Sunday, November 6, 2011

Local student "immersed in South Korean culture" during summer mission trip.

Suburban Pittsburgh is served by numerous smaller newspapers that were absorbed by the Pittsburgh Tribune-Review many years ago. The news in them is often of the "Local horse has baby" or "Library gets new DVD" variety, but occasionally there is stuff with a larger scope. In a recent issue of North Journal, a local high school graduate was one of several students to spend the summer in Seoul during a mission trip.
[Christine] Moudry, along with four other young women, applied to participate in the New Wilmington Mission Conference's Summer Service Team. She had seen other participants take service trips and admired the powerful experiences they had.

"I feel like I'm being called into doing mission, whether it's short term or long term, but I had never been outside of the United States before," Moudry explained. "This was a really great opportunity to go and see what that is like and be immersed in another culture. I never would have had that opportunity before."
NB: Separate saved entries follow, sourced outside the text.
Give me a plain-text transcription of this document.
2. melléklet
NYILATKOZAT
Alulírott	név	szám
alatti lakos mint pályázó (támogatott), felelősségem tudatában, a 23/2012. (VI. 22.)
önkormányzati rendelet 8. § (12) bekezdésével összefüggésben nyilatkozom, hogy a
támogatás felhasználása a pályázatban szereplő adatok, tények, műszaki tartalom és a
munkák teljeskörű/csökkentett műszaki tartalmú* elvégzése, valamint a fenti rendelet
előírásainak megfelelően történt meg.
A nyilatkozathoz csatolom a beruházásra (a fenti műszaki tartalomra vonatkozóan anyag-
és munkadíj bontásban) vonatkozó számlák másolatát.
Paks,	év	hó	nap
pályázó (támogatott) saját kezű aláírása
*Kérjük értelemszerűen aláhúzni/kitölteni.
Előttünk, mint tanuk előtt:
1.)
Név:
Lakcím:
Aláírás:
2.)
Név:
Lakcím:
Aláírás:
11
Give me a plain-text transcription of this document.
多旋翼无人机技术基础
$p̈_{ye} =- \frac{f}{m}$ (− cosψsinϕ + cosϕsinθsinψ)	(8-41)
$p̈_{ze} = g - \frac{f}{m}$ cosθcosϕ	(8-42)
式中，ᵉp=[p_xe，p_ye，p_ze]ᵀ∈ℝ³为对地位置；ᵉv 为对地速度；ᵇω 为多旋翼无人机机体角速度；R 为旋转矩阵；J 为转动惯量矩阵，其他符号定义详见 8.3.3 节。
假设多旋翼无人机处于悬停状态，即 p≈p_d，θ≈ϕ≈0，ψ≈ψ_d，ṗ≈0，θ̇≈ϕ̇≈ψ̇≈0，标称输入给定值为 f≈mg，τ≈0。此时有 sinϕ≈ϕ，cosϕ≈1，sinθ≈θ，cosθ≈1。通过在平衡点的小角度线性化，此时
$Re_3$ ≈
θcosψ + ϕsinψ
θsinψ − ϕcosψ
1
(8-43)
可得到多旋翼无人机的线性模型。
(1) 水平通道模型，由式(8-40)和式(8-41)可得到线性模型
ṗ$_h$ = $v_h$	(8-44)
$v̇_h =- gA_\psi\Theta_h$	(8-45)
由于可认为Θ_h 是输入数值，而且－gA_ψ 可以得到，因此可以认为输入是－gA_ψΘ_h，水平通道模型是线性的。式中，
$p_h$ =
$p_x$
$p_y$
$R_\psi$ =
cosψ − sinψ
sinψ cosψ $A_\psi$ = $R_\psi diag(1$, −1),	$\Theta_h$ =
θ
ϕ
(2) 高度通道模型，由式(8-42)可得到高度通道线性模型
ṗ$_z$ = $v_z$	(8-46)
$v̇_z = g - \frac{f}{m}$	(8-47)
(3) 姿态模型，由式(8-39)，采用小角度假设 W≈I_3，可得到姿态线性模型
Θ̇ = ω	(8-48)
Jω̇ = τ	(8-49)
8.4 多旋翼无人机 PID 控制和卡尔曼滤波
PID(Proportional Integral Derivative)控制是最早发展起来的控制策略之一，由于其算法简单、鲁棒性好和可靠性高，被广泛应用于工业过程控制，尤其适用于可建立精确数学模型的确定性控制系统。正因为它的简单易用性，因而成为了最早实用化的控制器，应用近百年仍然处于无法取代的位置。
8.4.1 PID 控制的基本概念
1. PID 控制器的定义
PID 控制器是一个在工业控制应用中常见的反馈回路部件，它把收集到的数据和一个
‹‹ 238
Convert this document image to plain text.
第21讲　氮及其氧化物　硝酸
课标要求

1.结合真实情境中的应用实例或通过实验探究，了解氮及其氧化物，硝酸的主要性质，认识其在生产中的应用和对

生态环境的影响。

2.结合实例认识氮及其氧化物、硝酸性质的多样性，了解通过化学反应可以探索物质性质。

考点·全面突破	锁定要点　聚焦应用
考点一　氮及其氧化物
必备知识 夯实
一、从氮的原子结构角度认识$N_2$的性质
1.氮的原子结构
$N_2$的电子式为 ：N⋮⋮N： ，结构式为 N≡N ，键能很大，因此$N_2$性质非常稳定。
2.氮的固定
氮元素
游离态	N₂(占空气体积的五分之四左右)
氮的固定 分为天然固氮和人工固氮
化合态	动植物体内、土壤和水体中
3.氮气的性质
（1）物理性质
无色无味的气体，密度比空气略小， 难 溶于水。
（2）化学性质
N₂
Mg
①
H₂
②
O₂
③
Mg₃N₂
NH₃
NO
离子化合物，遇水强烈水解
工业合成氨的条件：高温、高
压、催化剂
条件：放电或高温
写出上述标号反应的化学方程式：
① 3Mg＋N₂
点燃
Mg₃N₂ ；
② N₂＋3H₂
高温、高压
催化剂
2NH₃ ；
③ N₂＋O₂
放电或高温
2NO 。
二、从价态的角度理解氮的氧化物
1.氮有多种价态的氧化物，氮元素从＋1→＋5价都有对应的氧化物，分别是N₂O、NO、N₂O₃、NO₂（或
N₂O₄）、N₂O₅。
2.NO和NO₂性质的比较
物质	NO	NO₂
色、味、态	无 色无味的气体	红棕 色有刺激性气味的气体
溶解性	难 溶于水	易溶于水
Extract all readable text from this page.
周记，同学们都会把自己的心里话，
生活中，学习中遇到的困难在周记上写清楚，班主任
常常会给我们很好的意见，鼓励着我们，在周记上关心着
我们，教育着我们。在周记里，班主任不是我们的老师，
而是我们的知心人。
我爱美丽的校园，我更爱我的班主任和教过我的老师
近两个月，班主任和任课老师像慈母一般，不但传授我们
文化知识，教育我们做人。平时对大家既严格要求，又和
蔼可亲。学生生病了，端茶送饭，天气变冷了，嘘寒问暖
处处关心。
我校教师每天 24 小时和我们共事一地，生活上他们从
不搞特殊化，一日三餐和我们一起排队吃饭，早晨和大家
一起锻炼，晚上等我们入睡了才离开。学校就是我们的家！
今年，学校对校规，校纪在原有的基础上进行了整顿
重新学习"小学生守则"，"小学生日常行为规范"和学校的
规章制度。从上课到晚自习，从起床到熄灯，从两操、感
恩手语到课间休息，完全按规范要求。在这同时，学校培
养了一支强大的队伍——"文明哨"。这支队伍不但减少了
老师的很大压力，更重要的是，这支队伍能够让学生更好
While in South Korea, the group learned about history, politics and religious heritage, with a focus on the history and character of Korean Christianity. The students visited many sites, including prayer retreat centers, churches, a Christian school for disadvantaged children, a Buddhist temple and the royal palace.
Westminster College---roughly between Pittsburgh and Erie---has a write-up of the trip on its webpage.
"An outstanding memory for me was the opportunity to talk with a few young men who were North Korean defectors," Moudry said. "They had risked their lives and sacrificed several years to travel through China to the freedom of South Korea, where the government accepted them as citizens and helped them adjust to the new culture through a mentoring program. One of the men we met had only been in South Korea a year and had never met an American. That afternoon, he had a dream that he met an American and by evening, we were talking and praying with them. It was a very powerful experience."
Regardless of your religious leanings, you can glean some interesting information on South Korea from the work of local missionaries, such as the Sisters of Charity, active in the country since 1960.

Other stories with Asian angles out of small local papers include a write-up of high school students taking a trip to Japan, a Gambare Japan Benefit Concert after the devastating 2011 earthquake and tsunami, and local educators talking about lengthening the school calendar to match those in East Asia.